Tidak akan ada yang tahu bagaimana hari esok akan terjadi. Manusia hanya bisa berdoa untuk kebaikannya. Meminta kepada Allah untuk memberikan perlindungan di dunia dan di akhirat.
Siang itu, Asti diminta untuk menemui keluarga suaminya. Bukan tanpa alasan tapi jelas sepertinya akan ada pertemuan keluarga. Mungkin membahas sesuatu yang sangat penting.
Datang seorang diri tanpa Abbas, karena memang dia sudah berada di rumah orang tuanya sedari pagi. Setelah pulang dari kantor baru Asti bisa langsung menuju kediaman sang mertua.

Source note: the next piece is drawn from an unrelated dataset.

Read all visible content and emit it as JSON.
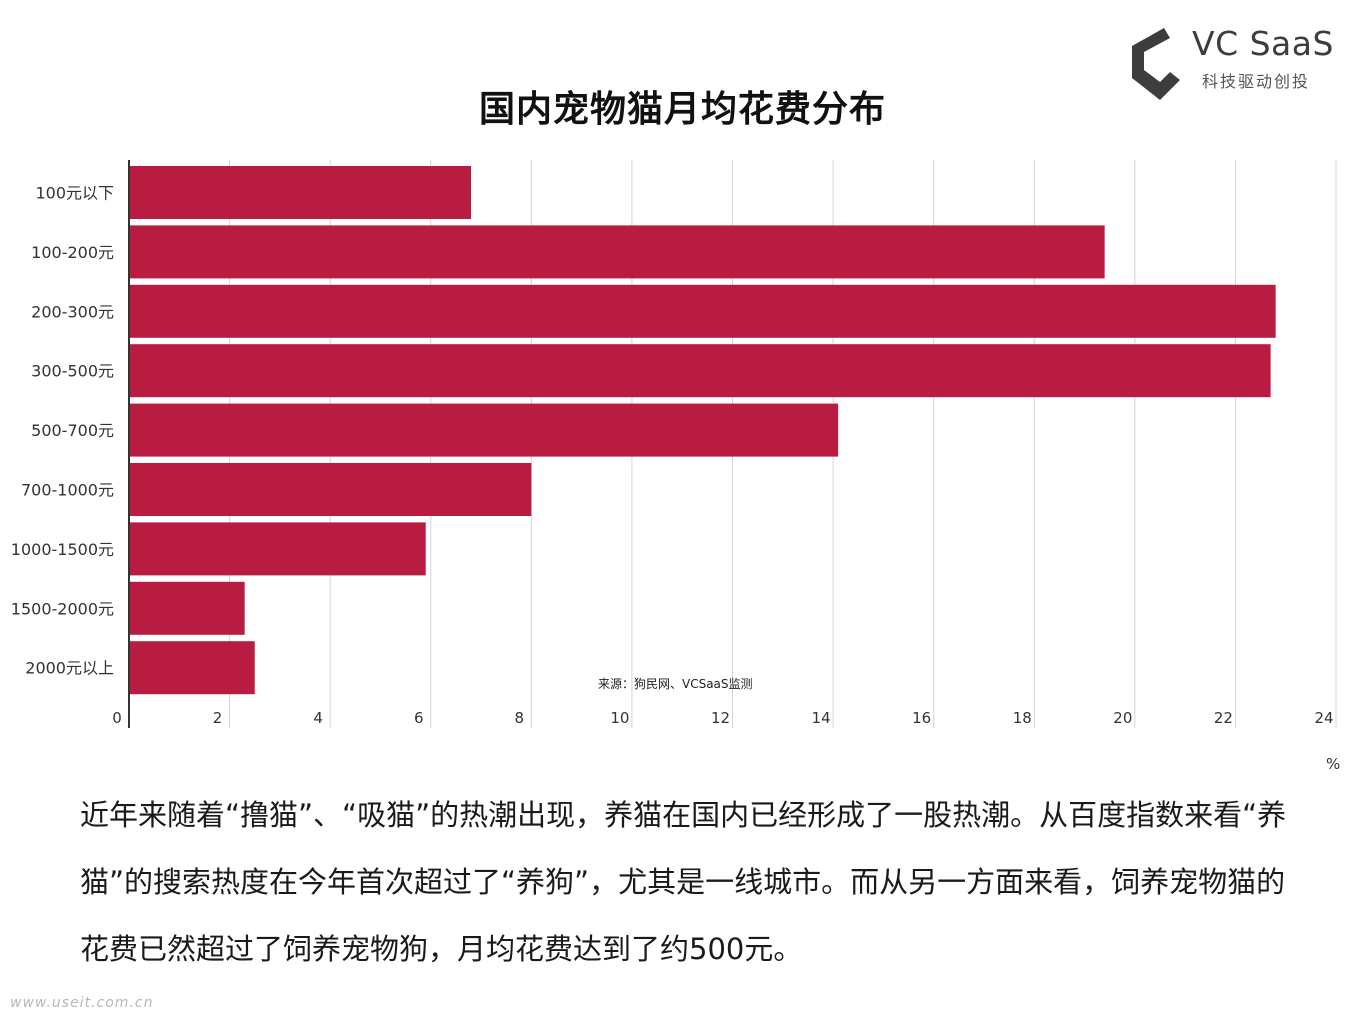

"Ma, kita bukan tidak berusaha. Tapi Allah memang belum memberikan. Bahkan kemarin dokter sudah menyarankan untuk bayi tabung tapi Abbas menolaknya." Suara Abbas yang terdengar saat Asti hendak masuk ke rumah sang mertua. Kakinya berhenti, kebiasaan buruknya masih juga belum berubah. Dia lebih senang mendengar di balik pintu dengan jelas sebelum menampakkan diri.

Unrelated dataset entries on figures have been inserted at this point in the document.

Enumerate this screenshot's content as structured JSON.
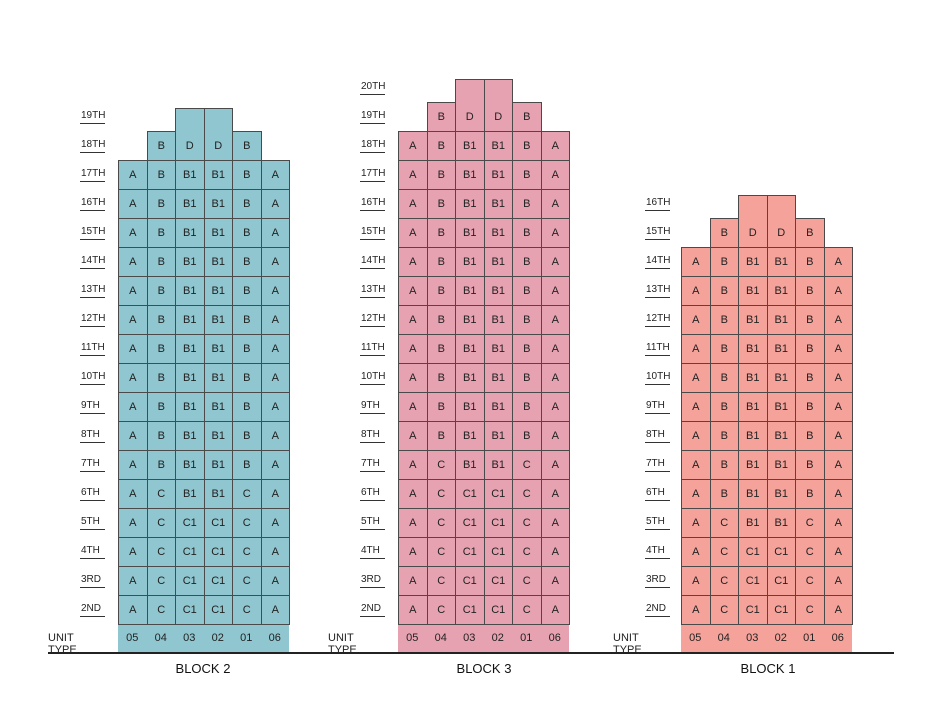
{
  "blocks": [
    {
      "name": "BLOCK 2",
      "color": "#8fc6cf",
      "unit_type_label": "UNIT TYPE",
      "unit_types": [
        "05",
        "04",
        "03",
        "02",
        "01",
        "06"
      ],
      "floor_labels": [
        "2ND",
        "3RD",
        "4TH",
        "5TH",
        "6TH",
        "7TH",
        "8TH",
        "9TH",
        "10TH",
        "11TH",
        "12TH",
        "13TH",
        "14TH",
        "15TH",
        "16TH",
        "17TH",
        "18TH",
        "19TH"
      ],
      "floors": [
        [
          "A",
          "C",
          "C1",
          "C1",
          "C",
          "A"
        ],
        [
          "A",
          "C",
          "C1",
          "C1",
          "C",
          "A"
        ],
        [
          "A",
          "C",
          "C1",
          "C1",
          "C",
          "A"
        ],
        [
          "A",
          "C",
          "C1",
          "C1",
          "C",
          "A"
        ],
        [
          "A",
          "C",
          "B1",
          "B1",
          "C",
          "A"
        ],
        [
          "A",
          "B",
          "B1",
          "B1",
          "B",
          "A"
        ],
        [
          "A",
          "B",
          "B1",
          "B1",
          "B",
          "A"
        ],
        [
          "A",
          "B",
          "B1",
          "B1",
          "B",
          "A"
        ],
        [
          "A",
          "B",
          "B1",
          "B1",
          "B",
          "A"
        ],
        [
          "A",
          "B",
          "B1",
          "B1",
          "B",
          "A"
        ],
        [
          "A",
          "B",
          "B1",
          "B1",
          "B",
          "A"
        ],
        [
          "A",
          "B",
          "B1",
          "B1",
          "B",
          "A"
        ],
        [
          "A",
          "B",
          "B1",
          "B1",
          "B",
          "A"
        ],
        [
          "A",
          "B",
          "B1",
          "B1",
          "B",
          "A"
        ],
        [
          "A",
          "B",
          "B1",
          "B1",
          "B",
          "A"
        ],
        [
          "A",
          "B",
          "B1",
          "B1",
          "B",
          "A"
        ],
        [
          "",
          "B",
          "D",
          "D",
          "B",
          ""
        ],
        [
          "",
          "",
          "",
          "",
          "",
          ""
        ]
      ]
    },
    {
      "name": "BLOCK 3",
      "color": "#e7a2b1",
      "unit_type_label": "UNIT TYPE",
      "unit_types": [
        "05",
        "04",
        "03",
        "02",
        "01",
        "06"
      ],
      "floor_labels": [
        "2ND",
        "3RD",
        "4TH",
        "5TH",
        "6TH",
        "7TH",
        "8TH",
        "9TH",
        "10TH",
        "11TH",
        "12TH",
        "13TH",
        "14TH",
        "15TH",
        "16TH",
        "17TH",
        "18TH",
        "19TH",
        "20TH"
      ],
      "floors": [
        [
          "A",
          "C",
          "C1",
          "C1",
          "C",
          "A"
        ],
        [
          "A",
          "C",
          "C1",
          "C1",
          "C",
          "A"
        ],
        [
          "A",
          "C",
          "C1",
          "C1",
          "C",
          "A"
        ],
        [
          "A",
          "C",
          "C1",
          "C1",
          "C",
          "A"
        ],
        [
          "A",
          "C",
          "C1",
          "C1",
          "C",
          "A"
        ],
        [
          "A",
          "C",
          "B1",
          "B1",
          "C",
          "A"
        ],
        [
          "A",
          "B",
          "B1",
          "B1",
          "B",
          "A"
        ],
        [
          "A",
          "B",
          "B1",
          "B1",
          "B",
          "A"
        ],
        [
          "A",
          "B",
          "B1",
          "B1",
          "B",
          "A"
        ],
        [
          "A",
          "B",
          "B1",
          "B1",
          "B",
          "A"
        ],
        [
          "A",
          "B",
          "B1",
          "B1",
          "B",
          "A"
        ],
        [
          "A",
          "B",
          "B1",
          "B1",
          "B",
          "A"
        ],
        [
          "A",
          "B",
          "B1",
          "B1",
          "B",
          "A"
        ],
        [
          "A",
          "B",
          "B1",
          "B1",
          "B",
          "A"
        ],
        [
          "A",
          "B",
          "B1",
          "B1",
          "B",
          "A"
        ],
        [
          "A",
          "B",
          "B1",
          "B1",
          "B",
          "A"
        ],
        [
          "A",
          "B",
          "B1",
          "B1",
          "B",
          "A"
        ],
        [
          "",
          "B",
          "D",
          "D",
          "B",
          ""
        ],
        [
          "",
          "",
          "",
          "",
          "",
          ""
        ]
      ]
    },
    {
      "name": "BLOCK 1",
      "color": "#f4a29a",
      "unit_type_label": "UNIT TYPE",
      "unit_types": [
        "05",
        "04",
        "03",
        "02",
        "01",
        "06"
      ],
      "floor_labels": [
        "2ND",
        "3RD",
        "4TH",
        "5TH",
        "6TH",
        "7TH",
        "8TH",
        "9TH",
        "10TH",
        "11TH",
        "12TH",
        "13TH",
        "14TH",
        "15TH",
        "16TH"
      ],
      "floors": [
        [
          "A",
          "C",
          "C1",
          "C1",
          "C",
          "A"
        ],
        [
          "A",
          "C",
          "C1",
          "C1",
          "C",
          "A"
        ],
        [
          "A",
          "C",
          "C1",
          "C1",
          "C",
          "A"
        ],
        [
          "A",
          "C",
          "B1",
          "B1",
          "C",
          "A"
        ],
        [
          "A",
          "B",
          "B1",
          "B1",
          "B",
          "A"
        ],
        [
          "A",
          "B",
          "B1",
          "B1",
          "B",
          "A"
        ],
        [
          "A",
          "B",
          "B1",
          "B1",
          "B",
          "A"
        ],
        [
          "A",
          "B",
          "B1",
          "B1",
          "B",
          "A"
        ],
        [
          "A",
          "B",
          "B1",
          "B1",
          "B",
          "A"
        ],
        [
          "A",
          "B",
          "B1",
          "B1",
          "B",
          "A"
        ],
        [
          "A",
          "B",
          "B1",
          "B1",
          "B",
          "A"
        ],
        [
          "A",
          "B",
          "B1",
          "B1",
          "B",
          "A"
        ],
        [
          "A",
          "B",
          "B1",
          "B1",
          "B",
          "A"
        ],
        [
          "",
          "B",
          "D",
          "D",
          "B",
          ""
        ],
        [
          "",
          "",
          "",
          "",
          "",
          ""
        ]
      ]
    }
  ]
}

"Bukan begitu Bas, kamu itu anak kami laki laki satu satunya. Keturunamu itu yang kami harapkan ada. Sekarang mana? Sampai di usia pernikahan ke 7 tahun belum ada tanda tanda Asti mengandung."
"Allah belum memberikan Pah." Jawab Abbas
"Mau sampai kapan kamu bersabar?" Kini ganti ibunda Abbas bertanya
"Bukan sabar namanya jika masih berbatas Ma. Ayolah, tolong jangan bahas masalah ini dengan Asti. Dia tidak ada cela untuk Abbas, hanya memang kami belum dipercayai oleh Allah untuk menimang seorang putra. Tolong Ma, kasihanilah kami. Dia sudah sangat bersedih mendengar omongan orang di luar sana, jangan ditambahi dengan perbincangan keluarga mengenai ini." Abbas sampai berlutut di hadapan kedua orang tuanya memohon supaya keduanya tidak membahas masalah yang memang sangat sensitif untuk Asti dan Abbas.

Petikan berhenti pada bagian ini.